Das Wichtigste ist Empathie

 

Sie ist ein erfahrener Familienmensch – warum muss sie das alles noch lernen? „Ich werde in meinem Beruf vielen Situationen begegnen, in denen ich nicht allein aus dem Bauch heraus entscheiden kann“, sagt Hofer. „Dann brauche ich zusätzliches Wissen, um professionell reagieren zu können.“ Das erlebt sie auch im derzeitigen Praktikum bei der Caritas in Borken, in dem sie eine schwangere Frau im Alltag mit ihren drei Kindern unterstützt. „Waschen, Kochen, Einkaufen, Kinder betreuen“, beschreibt sie ihre offiziellen Aufgaben. „Das Wichtigste aber ist, das alles mit Empathie anzugehen.“ Familienleben ist nicht immer Idylle, das weiß sie nur zu gut. „Ich muss oft sensibel reagieren.“

Das Wissen aus ihrer Ausbildung wird ihr helfen, sich diese Sensibilität leisten zu können, sagt Hofer. „Wenn ich das Handwerkliche im Griff habe und die Hintergründe von Situationen richtig einschätzen kann, habe ich auch den Kopf frei, mich auf die Menschen in der Familie einlassen zu können.“

 

Emotionen sind ihr Ding

 

All das rechtfertigt für sie den langen Ausbildungsweg, den sie auch als 44-Jährige noch gehen muss.
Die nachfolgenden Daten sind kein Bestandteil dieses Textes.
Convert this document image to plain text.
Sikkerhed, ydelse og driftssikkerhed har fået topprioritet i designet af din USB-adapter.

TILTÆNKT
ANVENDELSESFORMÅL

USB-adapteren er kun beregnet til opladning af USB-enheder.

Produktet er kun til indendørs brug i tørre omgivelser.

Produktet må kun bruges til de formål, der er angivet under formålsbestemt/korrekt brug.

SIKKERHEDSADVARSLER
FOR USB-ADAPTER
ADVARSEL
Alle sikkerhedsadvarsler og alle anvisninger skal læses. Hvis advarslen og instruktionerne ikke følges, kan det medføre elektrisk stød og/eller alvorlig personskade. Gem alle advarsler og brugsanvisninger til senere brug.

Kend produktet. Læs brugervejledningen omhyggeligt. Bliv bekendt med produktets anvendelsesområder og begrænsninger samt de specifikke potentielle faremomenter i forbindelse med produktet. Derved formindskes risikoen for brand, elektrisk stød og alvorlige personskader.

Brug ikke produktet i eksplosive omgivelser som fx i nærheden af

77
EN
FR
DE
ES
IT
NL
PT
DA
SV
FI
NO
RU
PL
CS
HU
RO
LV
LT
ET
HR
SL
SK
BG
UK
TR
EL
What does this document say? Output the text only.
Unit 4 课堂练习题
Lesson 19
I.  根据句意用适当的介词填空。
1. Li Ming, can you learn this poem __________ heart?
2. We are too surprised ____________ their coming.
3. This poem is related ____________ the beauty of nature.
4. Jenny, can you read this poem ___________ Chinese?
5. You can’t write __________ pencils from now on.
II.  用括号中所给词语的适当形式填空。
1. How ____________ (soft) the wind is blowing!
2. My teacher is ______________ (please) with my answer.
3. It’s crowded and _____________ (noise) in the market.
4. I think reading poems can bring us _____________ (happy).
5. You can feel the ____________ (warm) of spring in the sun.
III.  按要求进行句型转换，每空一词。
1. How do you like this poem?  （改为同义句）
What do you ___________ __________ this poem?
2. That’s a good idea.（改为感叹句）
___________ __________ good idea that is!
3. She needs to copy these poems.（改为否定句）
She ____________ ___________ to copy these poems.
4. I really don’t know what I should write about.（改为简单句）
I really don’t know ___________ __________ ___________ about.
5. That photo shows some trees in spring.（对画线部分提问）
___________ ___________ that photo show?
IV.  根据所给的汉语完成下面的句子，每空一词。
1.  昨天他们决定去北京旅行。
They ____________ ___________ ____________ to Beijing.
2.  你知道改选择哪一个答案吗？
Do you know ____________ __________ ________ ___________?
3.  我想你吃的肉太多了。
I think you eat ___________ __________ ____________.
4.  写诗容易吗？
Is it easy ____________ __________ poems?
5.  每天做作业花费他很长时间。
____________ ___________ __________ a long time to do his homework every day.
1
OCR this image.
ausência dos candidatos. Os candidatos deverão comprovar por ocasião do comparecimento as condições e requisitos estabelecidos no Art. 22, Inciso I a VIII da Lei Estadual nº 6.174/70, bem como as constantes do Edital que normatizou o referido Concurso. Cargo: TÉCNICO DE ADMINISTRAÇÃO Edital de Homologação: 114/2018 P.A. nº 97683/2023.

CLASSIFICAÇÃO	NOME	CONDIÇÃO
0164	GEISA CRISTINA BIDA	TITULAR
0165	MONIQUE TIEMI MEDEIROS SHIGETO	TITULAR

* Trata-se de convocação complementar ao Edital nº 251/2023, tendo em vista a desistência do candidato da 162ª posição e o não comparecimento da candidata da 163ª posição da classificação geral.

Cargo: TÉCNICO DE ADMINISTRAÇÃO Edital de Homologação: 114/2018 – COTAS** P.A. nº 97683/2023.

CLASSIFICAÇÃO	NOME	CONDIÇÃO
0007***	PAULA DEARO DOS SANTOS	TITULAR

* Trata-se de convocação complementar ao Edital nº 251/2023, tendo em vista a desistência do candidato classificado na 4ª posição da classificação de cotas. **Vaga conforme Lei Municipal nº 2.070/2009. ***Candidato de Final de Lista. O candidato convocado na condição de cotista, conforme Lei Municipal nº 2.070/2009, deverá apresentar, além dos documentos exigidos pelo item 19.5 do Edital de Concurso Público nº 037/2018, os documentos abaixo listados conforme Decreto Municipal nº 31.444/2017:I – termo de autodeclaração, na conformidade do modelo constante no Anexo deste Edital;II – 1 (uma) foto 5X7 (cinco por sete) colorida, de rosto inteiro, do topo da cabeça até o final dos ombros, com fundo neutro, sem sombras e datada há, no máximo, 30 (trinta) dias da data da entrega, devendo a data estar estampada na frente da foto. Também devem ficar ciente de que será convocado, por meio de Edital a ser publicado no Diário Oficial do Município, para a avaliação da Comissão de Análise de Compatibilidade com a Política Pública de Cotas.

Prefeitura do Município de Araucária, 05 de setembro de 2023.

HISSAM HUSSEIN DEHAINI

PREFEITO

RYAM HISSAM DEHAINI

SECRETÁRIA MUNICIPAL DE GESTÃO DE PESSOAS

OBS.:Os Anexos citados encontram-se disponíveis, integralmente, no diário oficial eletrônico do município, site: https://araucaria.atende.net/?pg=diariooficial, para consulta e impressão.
Von anderen Modellen, mit denen der gesetzliche Anspruch auf Unterstützung von Familien umgesetzt wird, hält sie wenig. „Richtige Familienpflege kann nicht durch einen Reinigungsdienst, durch einen Verpflegungsservice und ein Betreuungsangebot für die Kinder geschehen.“

„Richtige Familienpflege“ ist für sie etwas Ganzheitliches. „Die Menschen, zu denen wir gehen, sind in Extremsituationen“, sagt Hofer. „Sie sind oft durch Krankheiten eines Familienmitglieds nicht nur organisatorisch belastet.“ Auch die Emotionen brauchen dann Unterstützung. Genau dort findet sie ihre große Liebe, die sie schon so viele Jahre auf ihrer inneren Wunschliste stehen hat.